Steiner disse que vários bispos brasileiros discutiram a tese da chave temporária em conversas privadas com o Papa Francisco e que, embora não tenha abordado o assunto publicamente, o pontífice está preocupado com isso.
“As questões domésticas são importantes para ele. Quando ele me ligou no pior estágio da pandemia de Covid-19, a primeira coisa que ele me perguntou foi: ‘Qual é a situação dos grupos indígenas?’ Ele sempre expressou que deveríamos estar do lado deles”, disse Steiner.

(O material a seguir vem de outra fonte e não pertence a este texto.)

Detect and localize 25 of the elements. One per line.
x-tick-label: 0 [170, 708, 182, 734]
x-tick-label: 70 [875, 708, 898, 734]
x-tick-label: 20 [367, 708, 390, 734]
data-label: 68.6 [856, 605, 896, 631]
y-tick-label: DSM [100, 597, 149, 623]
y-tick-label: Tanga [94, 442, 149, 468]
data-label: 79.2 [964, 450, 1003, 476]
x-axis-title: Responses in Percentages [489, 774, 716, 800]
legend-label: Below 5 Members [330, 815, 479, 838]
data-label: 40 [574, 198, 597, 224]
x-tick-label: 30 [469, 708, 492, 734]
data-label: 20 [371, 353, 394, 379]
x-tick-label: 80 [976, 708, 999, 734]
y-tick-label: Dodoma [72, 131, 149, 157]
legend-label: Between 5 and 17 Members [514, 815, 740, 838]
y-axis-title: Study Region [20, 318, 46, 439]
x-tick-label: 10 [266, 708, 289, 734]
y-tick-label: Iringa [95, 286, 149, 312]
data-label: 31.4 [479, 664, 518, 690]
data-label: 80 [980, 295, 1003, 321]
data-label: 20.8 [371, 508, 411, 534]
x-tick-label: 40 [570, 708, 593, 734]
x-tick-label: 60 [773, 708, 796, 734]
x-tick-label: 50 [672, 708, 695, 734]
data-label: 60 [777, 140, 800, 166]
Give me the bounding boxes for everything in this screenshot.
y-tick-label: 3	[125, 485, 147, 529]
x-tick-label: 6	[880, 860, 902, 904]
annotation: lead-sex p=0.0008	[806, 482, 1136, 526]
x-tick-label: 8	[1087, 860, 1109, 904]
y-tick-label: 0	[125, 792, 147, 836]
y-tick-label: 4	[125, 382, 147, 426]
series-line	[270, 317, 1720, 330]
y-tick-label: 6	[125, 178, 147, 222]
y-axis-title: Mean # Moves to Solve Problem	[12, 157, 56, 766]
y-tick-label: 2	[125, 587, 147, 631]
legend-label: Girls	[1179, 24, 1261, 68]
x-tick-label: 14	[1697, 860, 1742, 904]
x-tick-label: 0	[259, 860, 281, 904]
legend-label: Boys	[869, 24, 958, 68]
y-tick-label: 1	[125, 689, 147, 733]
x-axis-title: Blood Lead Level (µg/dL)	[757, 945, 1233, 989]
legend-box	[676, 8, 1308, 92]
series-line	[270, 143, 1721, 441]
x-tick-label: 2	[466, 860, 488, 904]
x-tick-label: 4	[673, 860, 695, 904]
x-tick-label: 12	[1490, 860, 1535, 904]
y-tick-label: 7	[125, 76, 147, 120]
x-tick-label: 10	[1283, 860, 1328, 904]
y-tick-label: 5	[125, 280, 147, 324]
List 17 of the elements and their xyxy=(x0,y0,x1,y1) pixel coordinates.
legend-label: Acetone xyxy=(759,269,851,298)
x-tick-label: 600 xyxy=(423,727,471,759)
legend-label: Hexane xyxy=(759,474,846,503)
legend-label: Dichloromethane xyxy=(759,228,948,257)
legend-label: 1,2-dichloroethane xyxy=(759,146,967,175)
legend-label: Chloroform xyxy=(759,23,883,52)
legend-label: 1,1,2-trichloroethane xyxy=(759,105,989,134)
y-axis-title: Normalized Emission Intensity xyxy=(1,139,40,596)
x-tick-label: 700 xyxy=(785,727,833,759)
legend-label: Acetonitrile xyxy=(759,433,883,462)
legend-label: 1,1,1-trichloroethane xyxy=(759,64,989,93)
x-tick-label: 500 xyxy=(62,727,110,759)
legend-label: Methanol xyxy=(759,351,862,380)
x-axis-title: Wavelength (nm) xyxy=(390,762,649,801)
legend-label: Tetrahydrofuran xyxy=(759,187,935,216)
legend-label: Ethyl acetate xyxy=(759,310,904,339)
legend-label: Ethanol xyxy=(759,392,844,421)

Irmã Laura Pereira Manzo, uma das vice-presidentes da Conferência Eclesiástica da Amazônia, se encontrou com o Papa Francisco no dia 1º de junho com duas indígenas da região. ela disse Kuruks A tese do marco temporário foi um dos tópicos que discutiram.
“Entregamos uma carta ao Papa pedindo-lhe que expressasse publicamente sua opinião sobre o assunto. Ele ficou comovido com o nosso pedido”, disse.
Manzo, que mora em Puerto Velho e trabalha com o povo Caribuna, grupo que enfrenta uma grande e destrutiva invasão de seu território, disse que a insegurança jurídica gerada pela falta de uma decisão final é extremamente prejudicial.
“O governo Lula vem fazendo batidas policiais contra os invasores, mas eles sempre voltam. Acham que podem mudar dependendo da situação. [Supreme Court] Decisão”, disse ela.
Segundo Manso, que também é membro do CIMI, “os indígenas devem se mobilizar e lutar para frear a ação dos grandes latifundiários”.